According to The Spokesman-Review, the breeding pair packs are Meacham and Walla Walla (Umatilla County), Catherine (Union County), Snake River, Chesnimnus, Wenaha, Minam and a group yet to be named that roam within the Imnaha Wildlife Management Unit in Wallowa County. To be labeled a breeding pair, the wolf couple must have at least two wolf pups that survive through the end of the year.
“Moving into Phase III is a significant milestone towards the recovery of gray wolves in Oregon,” Russ Morgan, Oregon Fish and Wildlife Department (ODFW) wolf biologist told The Spokesman-Review. “It shows how successful wolves can be in this state – in just nine years under existing management we have gone from no packs of wolves to multiple packs and an expanding distribution.”
ODFW has carefully monitored wolves within the state over the past nine years, using GPS tracking collars to collect data on wolf range and behavior. To date, ODFW has collared 50 wolves.
As goHUNT has previously reported, wolf populations within Oregon have steadily increased with last year’s annual wolf report showing a 36% uptick in pack numbers.
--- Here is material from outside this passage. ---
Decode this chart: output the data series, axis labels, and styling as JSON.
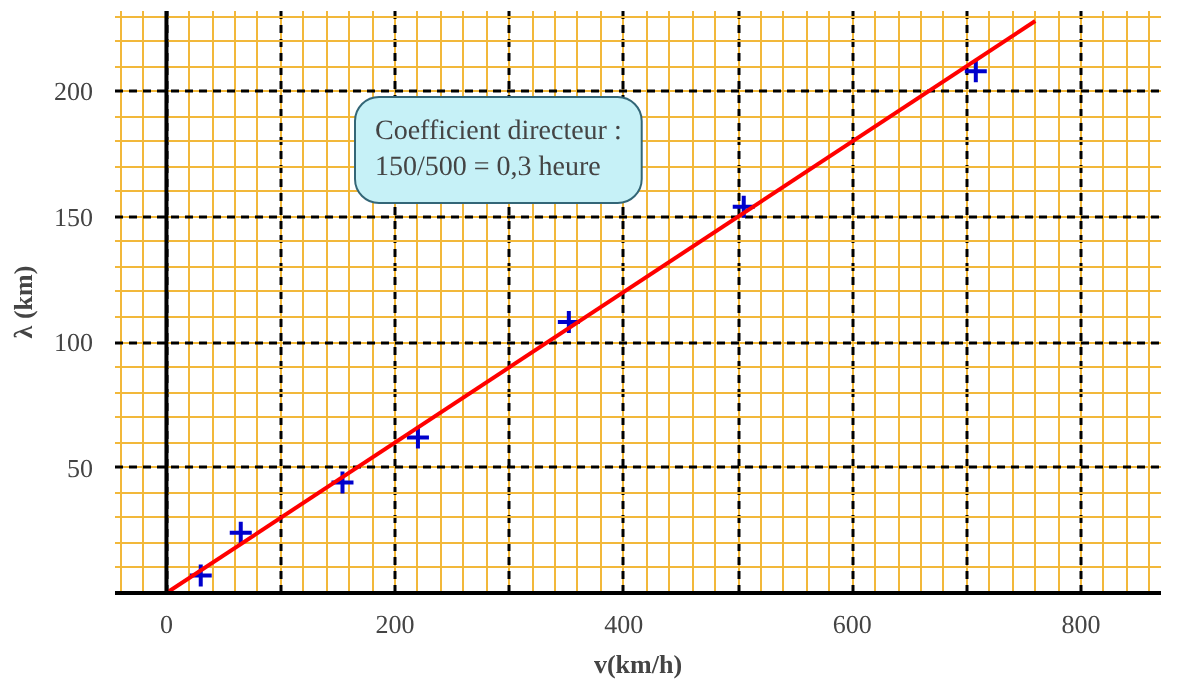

ODFW anticipates a similar surge in wolf population, but won’t reveal the actual data until it releases the 2016 Wolf Annual Report, which will be given to the Oregon Fish and Wildlife Commission on April 21.
While Oregon may be moving into Phase III of the wolf management plan, that doesn’t mean that it will be open season to hunt them. The current plan states that lethal removal is only permitted if the wolves are a major threat to ungulates or livestock. Otherwise, the plan continues to support wolf recovery within the state.